Read the following, or ask a student to read it. 



Verizon workers strike

On April 13, 2016, about 40,000 Verizon workers from two unions went on strike. Their last contract (agreement between the union and management) ended in August 2015, and they've been working without a contract since then.

One big issue for the workers is that Verizon wants a new rule that will allow them to send Verizon technicians on the road for up to two months at a time. According to the wife of one striker, "I will tell you what it is like to be married to someone who works for Verizon. His schedule is so erratic. You can never plan anything. He works from 7:30 am till whenever..."
For the unions other issues include:

  • The company’s increasing use of contract (non-union) workers who have no job security or benefits.
  • The company’s demand that workers pay more for their health insurance.
  • The company’s plan to freeze its contribution to workers’ pensions (retirement benefits) after they’ve worked for 30 years.
  • The company’s refusal to negotiate a fair first contract for Verizon Wireless retail workers, who formed a union in 2014.

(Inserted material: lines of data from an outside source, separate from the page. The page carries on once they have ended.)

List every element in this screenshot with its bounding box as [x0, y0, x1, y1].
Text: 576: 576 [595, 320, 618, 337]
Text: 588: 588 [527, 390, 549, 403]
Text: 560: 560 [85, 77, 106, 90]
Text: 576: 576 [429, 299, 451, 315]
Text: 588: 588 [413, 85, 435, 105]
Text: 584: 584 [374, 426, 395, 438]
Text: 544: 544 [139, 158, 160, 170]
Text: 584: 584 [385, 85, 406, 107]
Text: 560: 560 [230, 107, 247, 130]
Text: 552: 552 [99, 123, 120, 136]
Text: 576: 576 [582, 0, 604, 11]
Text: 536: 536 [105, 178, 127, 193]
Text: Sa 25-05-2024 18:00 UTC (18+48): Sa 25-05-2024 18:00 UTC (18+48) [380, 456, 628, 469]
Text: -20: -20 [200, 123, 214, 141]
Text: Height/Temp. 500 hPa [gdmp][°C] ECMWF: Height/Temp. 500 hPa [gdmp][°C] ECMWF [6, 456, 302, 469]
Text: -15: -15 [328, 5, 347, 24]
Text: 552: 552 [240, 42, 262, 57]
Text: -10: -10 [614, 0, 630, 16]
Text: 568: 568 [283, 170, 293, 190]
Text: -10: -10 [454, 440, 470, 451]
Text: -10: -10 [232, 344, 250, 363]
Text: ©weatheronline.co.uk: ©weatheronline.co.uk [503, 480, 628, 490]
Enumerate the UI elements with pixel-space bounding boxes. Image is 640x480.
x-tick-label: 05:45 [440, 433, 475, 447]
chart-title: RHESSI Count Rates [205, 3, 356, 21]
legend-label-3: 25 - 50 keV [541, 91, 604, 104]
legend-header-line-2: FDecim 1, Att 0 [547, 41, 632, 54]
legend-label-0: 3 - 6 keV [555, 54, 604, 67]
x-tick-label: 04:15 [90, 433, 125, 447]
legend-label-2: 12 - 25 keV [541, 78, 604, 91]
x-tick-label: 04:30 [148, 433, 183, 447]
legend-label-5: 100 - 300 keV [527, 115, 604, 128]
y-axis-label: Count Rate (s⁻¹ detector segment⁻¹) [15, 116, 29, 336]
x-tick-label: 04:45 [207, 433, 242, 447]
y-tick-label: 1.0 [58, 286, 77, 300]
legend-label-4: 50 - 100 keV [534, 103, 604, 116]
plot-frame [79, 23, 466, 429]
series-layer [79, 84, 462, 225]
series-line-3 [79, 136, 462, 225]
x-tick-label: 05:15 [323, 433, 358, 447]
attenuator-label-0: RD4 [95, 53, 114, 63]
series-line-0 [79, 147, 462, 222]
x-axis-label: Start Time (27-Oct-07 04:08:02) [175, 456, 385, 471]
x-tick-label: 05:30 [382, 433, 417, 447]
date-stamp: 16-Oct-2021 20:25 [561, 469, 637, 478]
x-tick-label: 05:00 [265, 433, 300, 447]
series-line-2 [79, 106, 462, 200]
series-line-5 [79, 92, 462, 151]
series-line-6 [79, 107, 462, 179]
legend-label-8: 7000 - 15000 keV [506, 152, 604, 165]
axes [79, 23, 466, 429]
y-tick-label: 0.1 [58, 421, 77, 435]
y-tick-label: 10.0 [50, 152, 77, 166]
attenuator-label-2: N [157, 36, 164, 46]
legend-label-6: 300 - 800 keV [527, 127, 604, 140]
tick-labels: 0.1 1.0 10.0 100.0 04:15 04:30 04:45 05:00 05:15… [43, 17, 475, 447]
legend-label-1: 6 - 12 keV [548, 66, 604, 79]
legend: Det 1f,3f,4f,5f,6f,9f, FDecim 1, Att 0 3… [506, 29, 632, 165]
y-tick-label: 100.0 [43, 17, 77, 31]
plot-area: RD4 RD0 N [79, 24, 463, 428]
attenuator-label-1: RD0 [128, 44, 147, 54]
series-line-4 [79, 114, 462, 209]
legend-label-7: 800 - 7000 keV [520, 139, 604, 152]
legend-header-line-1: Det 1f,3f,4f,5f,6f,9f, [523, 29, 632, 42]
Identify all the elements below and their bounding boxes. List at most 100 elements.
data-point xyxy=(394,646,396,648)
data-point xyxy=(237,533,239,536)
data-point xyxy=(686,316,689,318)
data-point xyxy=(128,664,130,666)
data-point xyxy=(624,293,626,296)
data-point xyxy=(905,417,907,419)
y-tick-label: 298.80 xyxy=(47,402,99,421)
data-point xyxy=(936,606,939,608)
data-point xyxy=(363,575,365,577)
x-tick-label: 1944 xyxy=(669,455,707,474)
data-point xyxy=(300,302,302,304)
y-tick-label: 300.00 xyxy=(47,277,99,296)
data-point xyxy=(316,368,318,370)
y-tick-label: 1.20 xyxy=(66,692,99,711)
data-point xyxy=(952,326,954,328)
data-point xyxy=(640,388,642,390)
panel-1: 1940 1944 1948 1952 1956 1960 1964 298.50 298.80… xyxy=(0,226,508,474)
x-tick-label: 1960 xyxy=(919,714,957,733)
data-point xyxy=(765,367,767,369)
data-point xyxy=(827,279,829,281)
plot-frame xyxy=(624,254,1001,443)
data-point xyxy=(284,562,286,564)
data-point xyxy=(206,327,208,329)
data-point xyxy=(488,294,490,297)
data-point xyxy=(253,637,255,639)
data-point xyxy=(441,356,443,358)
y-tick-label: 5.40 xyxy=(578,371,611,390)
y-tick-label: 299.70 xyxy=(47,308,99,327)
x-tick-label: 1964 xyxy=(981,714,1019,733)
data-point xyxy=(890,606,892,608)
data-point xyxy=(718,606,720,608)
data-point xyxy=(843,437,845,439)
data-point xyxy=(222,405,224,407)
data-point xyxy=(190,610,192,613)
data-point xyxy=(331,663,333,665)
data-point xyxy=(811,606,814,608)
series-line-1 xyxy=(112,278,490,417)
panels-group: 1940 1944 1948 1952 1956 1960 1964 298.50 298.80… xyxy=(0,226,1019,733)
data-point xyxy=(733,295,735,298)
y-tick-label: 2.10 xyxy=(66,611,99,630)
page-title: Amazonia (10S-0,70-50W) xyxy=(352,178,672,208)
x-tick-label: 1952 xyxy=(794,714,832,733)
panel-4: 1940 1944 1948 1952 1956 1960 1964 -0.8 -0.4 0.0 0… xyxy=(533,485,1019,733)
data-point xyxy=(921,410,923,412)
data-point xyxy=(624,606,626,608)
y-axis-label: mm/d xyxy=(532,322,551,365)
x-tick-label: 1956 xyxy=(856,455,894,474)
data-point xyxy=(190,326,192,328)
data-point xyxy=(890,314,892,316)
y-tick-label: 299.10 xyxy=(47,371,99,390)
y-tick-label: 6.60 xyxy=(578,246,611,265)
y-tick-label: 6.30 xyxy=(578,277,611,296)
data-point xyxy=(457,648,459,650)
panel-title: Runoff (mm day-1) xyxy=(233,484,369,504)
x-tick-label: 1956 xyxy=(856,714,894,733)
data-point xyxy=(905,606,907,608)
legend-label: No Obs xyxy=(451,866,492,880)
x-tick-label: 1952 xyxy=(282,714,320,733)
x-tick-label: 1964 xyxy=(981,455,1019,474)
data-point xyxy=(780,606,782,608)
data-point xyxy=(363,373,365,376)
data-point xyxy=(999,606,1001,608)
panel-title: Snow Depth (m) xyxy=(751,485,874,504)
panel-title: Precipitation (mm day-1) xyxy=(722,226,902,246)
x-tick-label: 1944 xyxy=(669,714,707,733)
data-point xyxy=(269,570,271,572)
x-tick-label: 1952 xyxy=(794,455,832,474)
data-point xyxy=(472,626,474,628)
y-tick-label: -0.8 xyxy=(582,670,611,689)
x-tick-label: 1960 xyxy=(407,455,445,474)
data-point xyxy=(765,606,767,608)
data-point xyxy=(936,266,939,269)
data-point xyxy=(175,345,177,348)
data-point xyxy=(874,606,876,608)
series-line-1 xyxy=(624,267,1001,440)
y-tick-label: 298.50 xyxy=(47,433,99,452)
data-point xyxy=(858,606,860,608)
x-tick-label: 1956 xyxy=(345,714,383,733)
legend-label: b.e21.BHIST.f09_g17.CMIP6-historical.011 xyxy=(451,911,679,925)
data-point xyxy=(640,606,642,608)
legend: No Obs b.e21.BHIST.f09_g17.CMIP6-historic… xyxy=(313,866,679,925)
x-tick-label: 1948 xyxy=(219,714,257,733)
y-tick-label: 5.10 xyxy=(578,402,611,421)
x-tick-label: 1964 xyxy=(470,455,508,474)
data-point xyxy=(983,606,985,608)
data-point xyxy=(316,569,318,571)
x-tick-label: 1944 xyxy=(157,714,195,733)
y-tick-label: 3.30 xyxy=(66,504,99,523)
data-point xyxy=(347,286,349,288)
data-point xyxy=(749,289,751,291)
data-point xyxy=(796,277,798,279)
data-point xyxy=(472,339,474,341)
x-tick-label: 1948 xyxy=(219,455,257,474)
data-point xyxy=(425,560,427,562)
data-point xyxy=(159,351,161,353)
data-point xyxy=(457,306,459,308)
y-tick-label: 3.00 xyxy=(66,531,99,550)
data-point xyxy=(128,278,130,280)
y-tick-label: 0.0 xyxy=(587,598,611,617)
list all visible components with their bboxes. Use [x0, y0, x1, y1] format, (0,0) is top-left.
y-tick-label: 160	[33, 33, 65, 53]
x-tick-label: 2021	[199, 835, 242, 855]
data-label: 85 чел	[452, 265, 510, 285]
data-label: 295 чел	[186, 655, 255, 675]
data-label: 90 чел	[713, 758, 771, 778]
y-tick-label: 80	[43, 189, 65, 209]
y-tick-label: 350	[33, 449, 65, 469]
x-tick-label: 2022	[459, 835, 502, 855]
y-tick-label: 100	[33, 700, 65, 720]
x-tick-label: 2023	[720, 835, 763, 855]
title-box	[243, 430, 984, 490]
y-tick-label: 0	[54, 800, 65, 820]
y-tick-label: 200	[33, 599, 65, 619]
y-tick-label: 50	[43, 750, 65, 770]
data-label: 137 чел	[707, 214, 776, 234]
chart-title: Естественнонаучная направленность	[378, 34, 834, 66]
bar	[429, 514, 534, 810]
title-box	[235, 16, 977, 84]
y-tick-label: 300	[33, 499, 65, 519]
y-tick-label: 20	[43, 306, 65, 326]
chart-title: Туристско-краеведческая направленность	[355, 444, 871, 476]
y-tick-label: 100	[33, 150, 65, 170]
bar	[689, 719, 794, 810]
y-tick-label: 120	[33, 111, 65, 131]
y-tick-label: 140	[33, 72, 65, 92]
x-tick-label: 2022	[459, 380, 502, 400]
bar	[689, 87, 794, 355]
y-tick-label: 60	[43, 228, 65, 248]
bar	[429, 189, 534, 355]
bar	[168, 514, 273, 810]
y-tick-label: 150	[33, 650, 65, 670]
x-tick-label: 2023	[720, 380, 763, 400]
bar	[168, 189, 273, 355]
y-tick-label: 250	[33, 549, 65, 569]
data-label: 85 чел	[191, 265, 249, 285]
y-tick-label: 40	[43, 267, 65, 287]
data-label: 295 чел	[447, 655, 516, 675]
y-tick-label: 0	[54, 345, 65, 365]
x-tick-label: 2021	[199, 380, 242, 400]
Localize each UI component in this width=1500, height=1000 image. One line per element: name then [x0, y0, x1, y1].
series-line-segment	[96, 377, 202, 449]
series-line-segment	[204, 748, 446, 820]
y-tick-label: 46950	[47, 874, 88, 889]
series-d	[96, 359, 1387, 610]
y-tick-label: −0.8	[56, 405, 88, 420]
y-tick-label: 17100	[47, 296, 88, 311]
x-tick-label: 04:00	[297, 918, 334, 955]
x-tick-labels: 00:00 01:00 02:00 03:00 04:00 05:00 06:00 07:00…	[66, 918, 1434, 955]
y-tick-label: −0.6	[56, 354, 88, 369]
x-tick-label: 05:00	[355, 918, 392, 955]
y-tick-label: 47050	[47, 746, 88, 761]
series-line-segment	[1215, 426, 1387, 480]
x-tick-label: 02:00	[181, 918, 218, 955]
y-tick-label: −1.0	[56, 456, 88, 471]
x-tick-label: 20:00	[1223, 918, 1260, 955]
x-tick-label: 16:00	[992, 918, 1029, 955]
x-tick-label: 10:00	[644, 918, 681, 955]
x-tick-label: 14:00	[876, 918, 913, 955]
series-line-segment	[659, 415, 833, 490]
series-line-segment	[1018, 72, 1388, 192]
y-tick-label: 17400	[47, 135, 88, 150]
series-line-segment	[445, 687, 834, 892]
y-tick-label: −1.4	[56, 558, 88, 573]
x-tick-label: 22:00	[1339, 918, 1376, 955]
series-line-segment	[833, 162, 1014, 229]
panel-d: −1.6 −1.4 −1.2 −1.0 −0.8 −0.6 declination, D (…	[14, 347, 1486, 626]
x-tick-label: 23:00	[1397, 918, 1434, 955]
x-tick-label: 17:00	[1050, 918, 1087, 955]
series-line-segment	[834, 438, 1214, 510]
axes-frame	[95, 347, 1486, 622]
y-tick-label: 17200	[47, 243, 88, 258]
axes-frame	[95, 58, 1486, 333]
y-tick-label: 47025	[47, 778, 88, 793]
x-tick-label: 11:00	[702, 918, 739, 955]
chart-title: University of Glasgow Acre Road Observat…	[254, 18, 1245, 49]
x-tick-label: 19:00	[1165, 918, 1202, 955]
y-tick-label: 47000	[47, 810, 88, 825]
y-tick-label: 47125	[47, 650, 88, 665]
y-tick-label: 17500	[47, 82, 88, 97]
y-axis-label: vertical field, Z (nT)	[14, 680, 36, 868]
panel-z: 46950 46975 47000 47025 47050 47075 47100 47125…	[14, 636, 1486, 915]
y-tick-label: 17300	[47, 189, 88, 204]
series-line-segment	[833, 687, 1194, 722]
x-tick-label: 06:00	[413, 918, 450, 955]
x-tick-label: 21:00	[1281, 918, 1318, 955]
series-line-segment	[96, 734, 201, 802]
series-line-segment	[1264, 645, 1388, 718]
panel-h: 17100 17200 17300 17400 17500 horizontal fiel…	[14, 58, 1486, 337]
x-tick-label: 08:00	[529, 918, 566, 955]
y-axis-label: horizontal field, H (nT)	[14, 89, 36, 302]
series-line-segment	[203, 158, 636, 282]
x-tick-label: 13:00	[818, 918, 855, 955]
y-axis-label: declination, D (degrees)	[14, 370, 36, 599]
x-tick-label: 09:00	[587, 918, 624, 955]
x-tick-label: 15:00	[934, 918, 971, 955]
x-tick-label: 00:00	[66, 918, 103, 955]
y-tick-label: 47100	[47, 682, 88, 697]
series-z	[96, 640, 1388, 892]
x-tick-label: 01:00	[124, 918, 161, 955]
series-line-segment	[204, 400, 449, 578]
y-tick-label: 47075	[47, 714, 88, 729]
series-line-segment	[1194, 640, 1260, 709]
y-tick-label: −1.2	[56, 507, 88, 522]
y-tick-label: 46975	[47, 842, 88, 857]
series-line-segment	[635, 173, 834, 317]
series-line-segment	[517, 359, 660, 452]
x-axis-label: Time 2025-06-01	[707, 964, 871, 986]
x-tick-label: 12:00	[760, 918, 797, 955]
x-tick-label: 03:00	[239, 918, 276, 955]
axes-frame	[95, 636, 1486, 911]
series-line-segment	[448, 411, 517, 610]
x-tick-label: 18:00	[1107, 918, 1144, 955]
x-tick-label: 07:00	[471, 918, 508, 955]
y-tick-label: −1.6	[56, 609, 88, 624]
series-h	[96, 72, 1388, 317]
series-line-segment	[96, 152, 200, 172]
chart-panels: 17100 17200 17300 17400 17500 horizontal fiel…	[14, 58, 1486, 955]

Both the company and the unions are making their case for public support. For its part, the company says they are offering a fair pay increase and are willing to involve a mediator. They see their wireless operations (which are mostly non-union) as representing the future of the industry and are anxious to reduce costs for the (mostly unionized) landline telephone and cable operations.  
The workers point out that the company is extremely profitable, with billions of dollars in profits each year. And they note that the top five executives at Verizon receive a total of more than $47 million a year in compensation.
Workers are hoping that the rising concern about stagnating wages, disappearing middle class and rising wealth inequality will encourage consumers and others to put pressure on the company, media and government to address their concerns. The strikers argue that by standing up against a corporate giant, they are standing up for all workers, and they've invited supporters to join them on their picketlines. (A picketline is a line or gathering of striking workers and their allies, usually outside the place they are striking.)

(For a view of how workers see the strike and scenes from the picketlines, see this 2.5-minute video produced by one of the striking unions, Communications Workers of America District 1.)


For discussion:

1. According to the Economic Policy Institute think tank:  "To a remarkable extent, the level of inequality—which fell during the New Deal but has risen dramatically since the late 1970s—corresponds to the rise and fall of unionization in the United States." Do you see a possible link between the drop in union membership and the rapid rise in income inequality? Why or why not?

2. The federal and state governments have at different times taken steps to make it easier or harder to form unions. What do you think the government role should be in labor relations?

3. Other than joining unions, what ways do workers have to better their pay and conditions—especially when their employers are resistant?

4. The Fight for 15 campaign for a higher minimum wage has raised the profile of minimum wage workers who often have poor working conditions and no unions. Do you think we will soon see workers at McDonalds and Subway unionize? 

5.  Do you think that by standing up to Verizon, the strikers are helping all workers? Why or why not?